I actually had it wrong regarding generic type instances; they are indeed possible in Scala 2:
implicit def genericOrdering[A] = new Ordering[A] { def compare(x: A, b: Y) = 0 }
I assumed they don’t work as I couldn’t compile them previously due to ():
implicit def genericOrdering[A]() = ...
Talk about confusing syntax… anyway I’ve updated the proposal to reflect that.
Also, I would like to hear what any of you think about not allowing extensions of generics:
extension Ops[A] extends A
My main concern with this capability – which is available in Scala 2 – is that it allows to introduce type classes silently, without bounding them:
lens Eql {
extension EqlOps[A] extends A {
def ==[B]<Eql[A, B]>(b: B) = Eql.areEqual(this, b)
}
typeinstance IntEql implements Eql[Int, Int] { ... }
}
object App {
1 == 2
}
lens App includes Eql
Useful, yes, but perhaps a bit too invisible and confusing?
If I’m understanding correctly, disallowing extension of generics would disallow postfix extensions like .some or .pure[F] from cats, which would be a deeply unpleasant hit to usability (particularly with the type inferencing issues around methods like foldLeft).
Is that a correct understanding?
It is, and if you have more useful examples like that then please let me know. I would like to think about it for a while.
Sure, there are a bunch of them.
Most are, like .some, intended to defeat overly-specific inferred types. Cats has .asRight[L] and .asLeft[R] for Either, and equivalent .invalid[V] and .valid[I] for Validated.
Scalatest includes a bunch to help fail gracefully while removing various levels of nesting, mostly overrides of .value, but notably .futureValue unwinds a future with a configurable timeout and make dealing with them in tests much easier.
Ones like .pure[F] are less common, but I’ve got one defined for Convertible, and they mostly are used when you need to invoke something with two types and one of them is bound to a parameter - no point in specifying the type manually if it can be inferred by anchoring the call to the relevant parameter.
I’ve edited the proposal and added the ability for extensions to extend completely generic types, just like with the old extensions (implicit class). It seems to me that despite being a somewhat more complex feature – and hence more confusing – it is still very useful and cannot be easily replaced.

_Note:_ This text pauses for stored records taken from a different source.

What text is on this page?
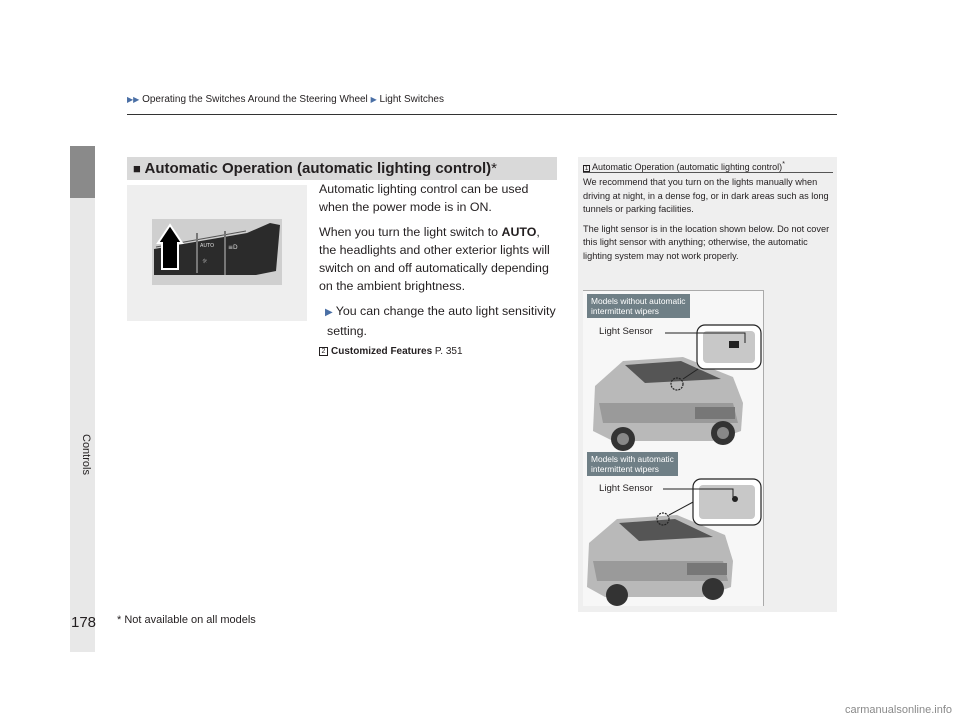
Controls
▶▶ Operating the Switches Around the Steering Wheel ▶ Light Switches
■ Automatic Operation (automatic lighting control)*
AUTO ≡D
☼

Automatic lighting control can be used when the power mode is in ON.

When you turn the light switch to AUTO, the headlights and other exterior lights will switch on and off automatically depending on the ambient brightness.

▶ You can change the auto light sensitivity setting.

2 Customized Features P. 351
1 Automatic Operation (automatic lighting control)*

We recommend that you turn on the lights manually when driving at night, in a dense fog, or in dark areas such as long tunnels or parking facilities.

The light sensor is in the location shown below. Do not cover this light sensor with anything; otherwise, the automatic lighting system may not work properly.

Models without automatic
intermittent wipers
Light Sensor
Models with automatic
intermittent wipers
Light Sensor
178 * Not available on all models
carmanualsonline.info
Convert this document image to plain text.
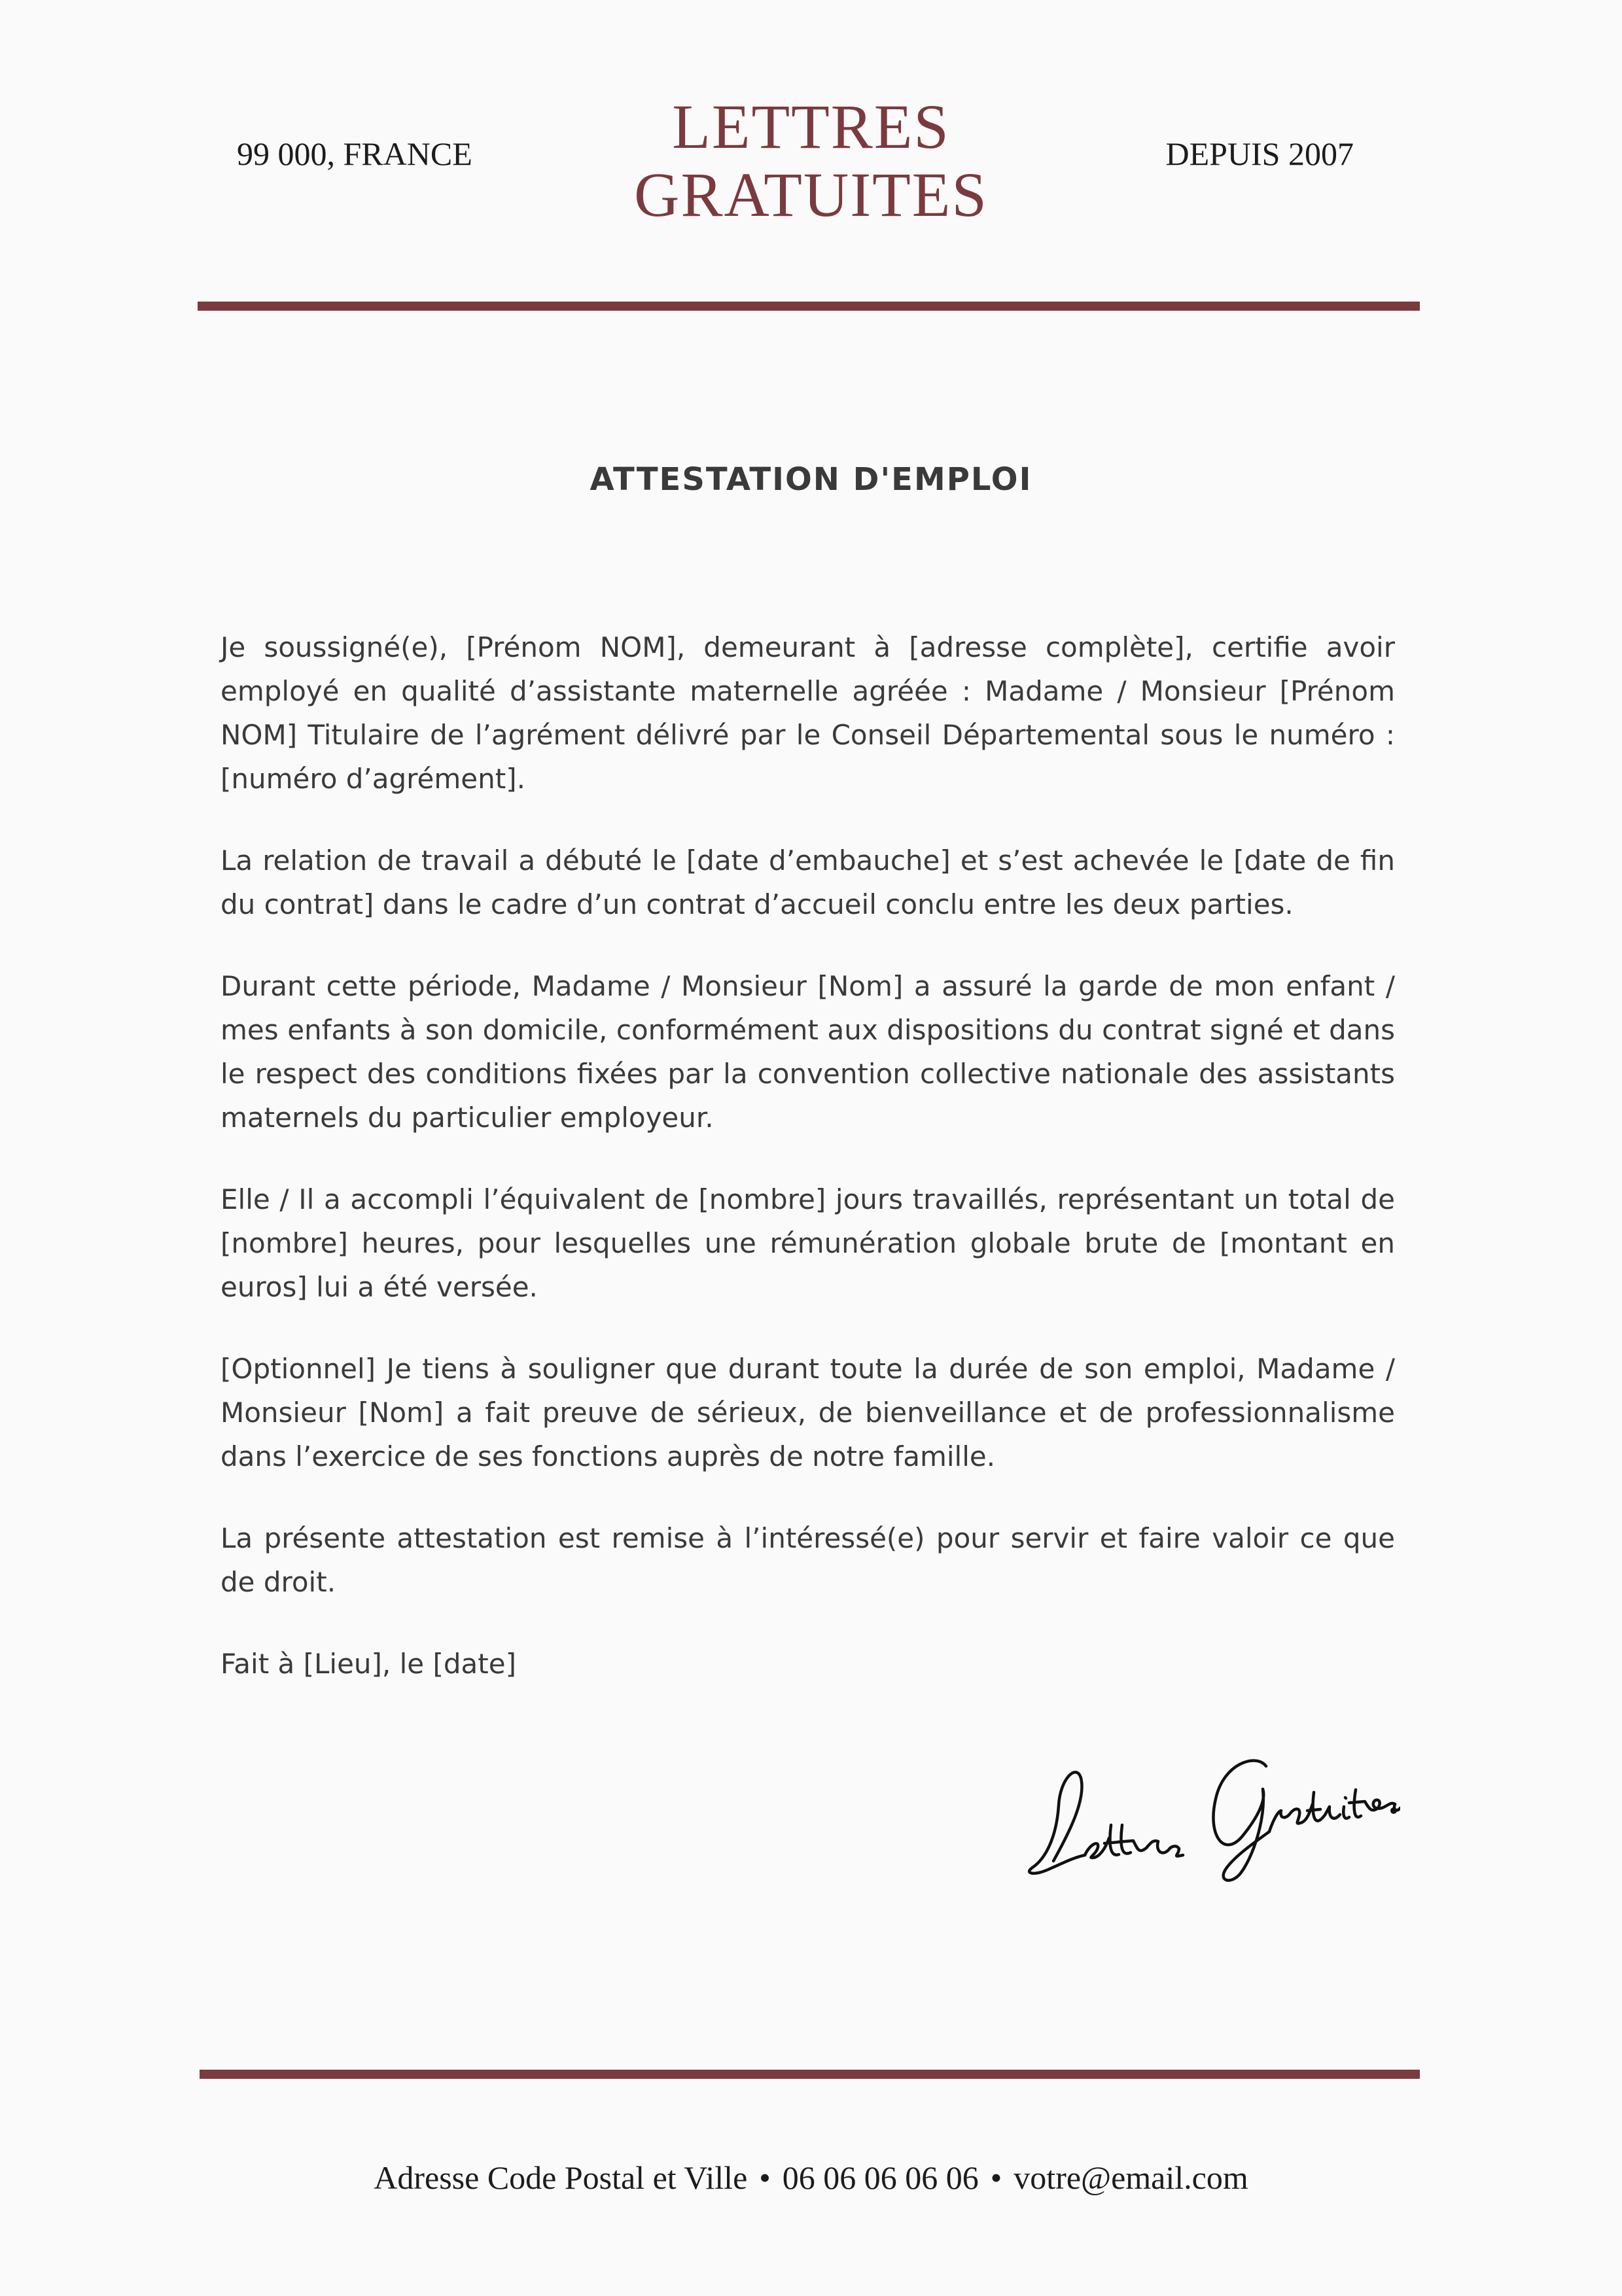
99 000, FRANCE	LETTRES
GRATUITES
DEPUIS 2007
ATTESTATION D'EMPLOI

Je soussigné(e), [Prénom NOM], demeurant à [adresse complète], certifie avoir employé en qualité d’assistante maternelle agréée : Madame / Monsieur [Prénom NOM] Titulaire de l’agrément délivré par le Conseil Départemental sous le numéro : [numéro d’agrément].

La relation de travail a débuté le [date d’embauche] et s’est achevée le [date de fin du contrat] dans le cadre d’un contrat d’accueil conclu entre les deux parties.

Durant cette période, Madame / Monsieur [Nom] a assuré la garde de mon enfant / mes enfants à son domicile, conformément aux dispositions du contrat signé et dans le respect des conditions fixées par la convention collective nationale des assistants maternels du particulier employeur.

Elle / Il a accompli l’équivalent de [nombre] jours travaillés, représentant un total de [nombre] heures, pour lesquelles une rémunération globale brute de [montant en euros] lui a été versée.

[Optionnel] Je tiens à souligner que durant toute la durée de son emploi, Madame / Monsieur [Nom] a fait preuve de sérieux, de bienveillance et de professionnalisme dans l’exercice de ses fonctions auprès de notre famille.

La présente attestation est remise à l’intéressé(e) pour servir et faire valoir ce que de droit.

Fait à [Lieu], le [date]

Adresse Code Postal et Ville • 06 06 06 06 06 • votre@email.com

That means the “multiversal equality” is now supported by this proposal as well, and that type classes don’t require any special “infix notation syntax”.
I’m playing with the idea of adding a capability to include lenses of entire packages:
lens MyApp includes org.thirdparty.extensions._
I imagine this would be somewhat a crucial feature; otherwise, users would need to manually include many lenses; or alternatively, library authors would need to work hard assembling user friendly lenses.
This further stretches the line between lens and object, or rather between implicit resolution and name resolution (import). Perhaps simple implicit resolution deserve the same less verbose syntax as imports provide for name resolution:
import Foo
// short for:
import name Foo
interpret org.thirdparty.typeclasses._
// short for:
import lens org.thirdparty.typeclasses._
I still believe it is essential to separate between name resolution and implicit resolutions using a different “import” keyword for either case, and by grouping “named objects” under a different component (object) than implicit interpretations (lens).
Also, implicit conflict resolution still need to be added to the language, and I find it easier – syntactically speaking – to make it part of the modular component (lens) rather than the resolution construct (interpret), but like with any syntax-related decision there is a lot of experimentation that needs to be done to assert which way is better.